Jüngst reiste Bundespräsident Gauck zum 100. Jahrestag der deutsch-britischen Seeschlacht am Skagerrak nach England; zwei Jahre zuvor hatte er mit dem französischen Präsidenten an den Beginn des Ersten Weltkriegs erinnert. Zum 75. Jahrestag des Überfalls auf Polen war er in das von deutschen Soldaten und Zivilisten zerstückelte, zerstörte und mit Massenmorden überzogene Land gereist und hatte passende Worte gefunden.

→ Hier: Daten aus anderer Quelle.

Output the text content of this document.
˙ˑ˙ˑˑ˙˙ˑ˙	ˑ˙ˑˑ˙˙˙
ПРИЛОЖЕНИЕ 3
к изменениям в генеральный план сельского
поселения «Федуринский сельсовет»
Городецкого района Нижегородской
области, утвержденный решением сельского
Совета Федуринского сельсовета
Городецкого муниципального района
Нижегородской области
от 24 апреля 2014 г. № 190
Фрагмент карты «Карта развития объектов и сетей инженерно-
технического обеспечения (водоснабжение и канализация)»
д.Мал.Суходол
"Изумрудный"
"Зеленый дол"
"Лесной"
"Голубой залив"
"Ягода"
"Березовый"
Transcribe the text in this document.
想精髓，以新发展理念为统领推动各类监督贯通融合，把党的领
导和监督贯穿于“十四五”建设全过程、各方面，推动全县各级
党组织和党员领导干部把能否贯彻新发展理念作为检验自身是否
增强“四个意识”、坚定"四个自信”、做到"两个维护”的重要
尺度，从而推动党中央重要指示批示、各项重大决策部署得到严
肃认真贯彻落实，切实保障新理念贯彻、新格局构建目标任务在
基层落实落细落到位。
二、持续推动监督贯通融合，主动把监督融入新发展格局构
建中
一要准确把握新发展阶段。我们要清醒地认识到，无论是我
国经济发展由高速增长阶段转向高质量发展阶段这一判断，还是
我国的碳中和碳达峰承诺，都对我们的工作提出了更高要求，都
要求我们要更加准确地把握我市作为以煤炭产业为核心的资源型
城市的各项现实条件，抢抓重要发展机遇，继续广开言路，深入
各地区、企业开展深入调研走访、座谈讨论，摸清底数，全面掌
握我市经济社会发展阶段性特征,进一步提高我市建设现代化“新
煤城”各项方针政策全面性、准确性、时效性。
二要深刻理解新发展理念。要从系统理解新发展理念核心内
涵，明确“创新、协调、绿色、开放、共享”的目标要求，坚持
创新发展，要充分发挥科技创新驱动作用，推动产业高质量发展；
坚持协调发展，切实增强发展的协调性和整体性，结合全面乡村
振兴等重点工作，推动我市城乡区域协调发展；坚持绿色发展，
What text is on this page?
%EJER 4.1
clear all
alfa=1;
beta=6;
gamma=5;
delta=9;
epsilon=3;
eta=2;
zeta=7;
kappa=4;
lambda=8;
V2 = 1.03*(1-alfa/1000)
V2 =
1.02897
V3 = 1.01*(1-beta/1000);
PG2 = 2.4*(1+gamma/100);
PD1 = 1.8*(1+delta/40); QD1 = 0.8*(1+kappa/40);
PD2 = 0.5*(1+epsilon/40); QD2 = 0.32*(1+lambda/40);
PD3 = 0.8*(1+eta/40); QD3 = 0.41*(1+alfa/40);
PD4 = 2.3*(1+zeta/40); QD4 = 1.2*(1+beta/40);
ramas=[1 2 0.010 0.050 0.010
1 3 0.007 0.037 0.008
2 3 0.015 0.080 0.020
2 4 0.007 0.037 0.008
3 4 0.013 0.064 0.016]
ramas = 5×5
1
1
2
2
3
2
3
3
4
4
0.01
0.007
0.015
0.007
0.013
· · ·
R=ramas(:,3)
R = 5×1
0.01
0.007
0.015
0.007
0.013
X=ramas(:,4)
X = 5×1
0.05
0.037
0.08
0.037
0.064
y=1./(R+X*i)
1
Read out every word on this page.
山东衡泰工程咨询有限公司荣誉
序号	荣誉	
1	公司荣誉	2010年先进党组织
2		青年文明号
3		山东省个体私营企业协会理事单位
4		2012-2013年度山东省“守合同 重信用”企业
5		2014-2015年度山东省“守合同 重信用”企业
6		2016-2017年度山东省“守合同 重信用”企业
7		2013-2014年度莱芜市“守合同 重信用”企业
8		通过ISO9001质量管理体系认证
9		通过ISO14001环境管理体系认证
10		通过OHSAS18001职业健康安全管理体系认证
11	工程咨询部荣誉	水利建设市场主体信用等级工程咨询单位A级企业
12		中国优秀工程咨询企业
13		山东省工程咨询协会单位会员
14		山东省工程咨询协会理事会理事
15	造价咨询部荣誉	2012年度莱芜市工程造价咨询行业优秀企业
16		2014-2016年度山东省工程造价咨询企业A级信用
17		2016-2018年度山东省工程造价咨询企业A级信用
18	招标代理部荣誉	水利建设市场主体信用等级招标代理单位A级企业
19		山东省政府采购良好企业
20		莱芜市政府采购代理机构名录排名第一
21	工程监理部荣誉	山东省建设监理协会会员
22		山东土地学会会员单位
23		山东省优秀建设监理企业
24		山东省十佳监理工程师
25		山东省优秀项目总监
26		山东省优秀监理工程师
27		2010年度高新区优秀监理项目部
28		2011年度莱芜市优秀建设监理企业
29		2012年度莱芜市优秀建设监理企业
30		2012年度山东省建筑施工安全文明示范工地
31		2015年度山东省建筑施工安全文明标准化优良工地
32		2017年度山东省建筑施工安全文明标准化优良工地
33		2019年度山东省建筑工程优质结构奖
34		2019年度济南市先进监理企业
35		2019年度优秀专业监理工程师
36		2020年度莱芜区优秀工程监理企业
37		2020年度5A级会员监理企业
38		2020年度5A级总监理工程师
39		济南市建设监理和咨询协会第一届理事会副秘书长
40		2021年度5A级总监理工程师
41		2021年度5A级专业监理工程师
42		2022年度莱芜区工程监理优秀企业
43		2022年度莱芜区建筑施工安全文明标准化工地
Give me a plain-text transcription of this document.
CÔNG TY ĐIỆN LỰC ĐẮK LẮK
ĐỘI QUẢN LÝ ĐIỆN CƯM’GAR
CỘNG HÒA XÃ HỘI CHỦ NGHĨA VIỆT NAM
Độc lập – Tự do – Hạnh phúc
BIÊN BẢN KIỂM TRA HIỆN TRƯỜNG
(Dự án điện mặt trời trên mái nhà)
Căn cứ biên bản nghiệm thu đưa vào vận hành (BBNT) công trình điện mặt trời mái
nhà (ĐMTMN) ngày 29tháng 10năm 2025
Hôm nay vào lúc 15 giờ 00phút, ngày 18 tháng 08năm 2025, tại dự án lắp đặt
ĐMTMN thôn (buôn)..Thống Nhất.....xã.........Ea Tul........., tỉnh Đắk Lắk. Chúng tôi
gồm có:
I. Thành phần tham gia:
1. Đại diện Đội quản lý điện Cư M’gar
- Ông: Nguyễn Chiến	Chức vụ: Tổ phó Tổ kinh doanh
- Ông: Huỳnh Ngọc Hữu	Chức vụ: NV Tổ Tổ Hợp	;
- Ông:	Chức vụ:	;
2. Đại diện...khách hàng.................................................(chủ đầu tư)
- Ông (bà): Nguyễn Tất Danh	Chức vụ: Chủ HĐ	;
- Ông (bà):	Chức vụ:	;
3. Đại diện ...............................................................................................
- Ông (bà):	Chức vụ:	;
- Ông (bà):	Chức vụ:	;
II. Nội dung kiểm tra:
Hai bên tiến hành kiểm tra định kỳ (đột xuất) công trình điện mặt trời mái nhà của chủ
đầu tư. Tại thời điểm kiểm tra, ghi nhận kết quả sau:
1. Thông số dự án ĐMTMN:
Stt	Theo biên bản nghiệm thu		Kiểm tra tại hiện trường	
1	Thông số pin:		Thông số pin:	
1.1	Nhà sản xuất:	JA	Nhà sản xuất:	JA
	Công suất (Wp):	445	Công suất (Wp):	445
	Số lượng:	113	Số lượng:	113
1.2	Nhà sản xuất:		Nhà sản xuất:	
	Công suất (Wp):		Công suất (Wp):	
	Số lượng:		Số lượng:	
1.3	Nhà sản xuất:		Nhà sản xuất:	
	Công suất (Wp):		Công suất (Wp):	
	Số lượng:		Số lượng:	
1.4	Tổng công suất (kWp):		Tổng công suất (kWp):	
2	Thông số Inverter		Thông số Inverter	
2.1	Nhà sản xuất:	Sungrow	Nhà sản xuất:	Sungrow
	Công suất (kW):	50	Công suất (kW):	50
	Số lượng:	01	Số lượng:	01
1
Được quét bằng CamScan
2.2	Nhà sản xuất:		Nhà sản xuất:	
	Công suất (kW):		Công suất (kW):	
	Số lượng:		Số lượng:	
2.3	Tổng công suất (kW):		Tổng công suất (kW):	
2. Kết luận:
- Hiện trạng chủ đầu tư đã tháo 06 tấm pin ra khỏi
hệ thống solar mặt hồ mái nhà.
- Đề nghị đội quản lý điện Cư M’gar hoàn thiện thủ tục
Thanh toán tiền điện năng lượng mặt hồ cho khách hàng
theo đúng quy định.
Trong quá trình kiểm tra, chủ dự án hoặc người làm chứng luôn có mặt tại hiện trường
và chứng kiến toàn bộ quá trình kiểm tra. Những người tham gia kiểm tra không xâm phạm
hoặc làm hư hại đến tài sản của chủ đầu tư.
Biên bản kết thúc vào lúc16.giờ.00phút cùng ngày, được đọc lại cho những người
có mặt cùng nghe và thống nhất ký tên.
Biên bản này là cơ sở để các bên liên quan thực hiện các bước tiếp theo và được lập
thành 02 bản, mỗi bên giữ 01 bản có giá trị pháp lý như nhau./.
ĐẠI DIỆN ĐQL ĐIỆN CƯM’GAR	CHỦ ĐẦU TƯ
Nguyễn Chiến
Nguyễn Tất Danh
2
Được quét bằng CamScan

Gauck wird wohl nicht an Opfer erinnern

Würde er nun zum 75. Jahrestag über den Krieg gegen die Sowjetunion ähnlich sprechen wie damals, müsste er sagen: „Viele Millionen sowjetische Bürger wurden willkürlich erschossen oder systematisch liquidiert. Sie endeten bei der Zwangsarbeit, im Bomben- und Geschosshagel, in Gaswagen und Massengräbern oder mussten verhungern“. Vermutlich wird Gauck das nicht tun und auch darauf verzichten, am 22. Juni, dem 75. Jahrestag, um 17.45 Uhr gemeinsam mit dem russischen und etwa zehn weiteren Botschaftern ehemaliger Sowjetrepubliken einen Kranz am Sowjetischen Ehrenmal im Tiergarten niederzulegen, um wenigstens schweigend den Opfern dieses völkermörderischen deutschen Krieges die Ehre zu erweisen.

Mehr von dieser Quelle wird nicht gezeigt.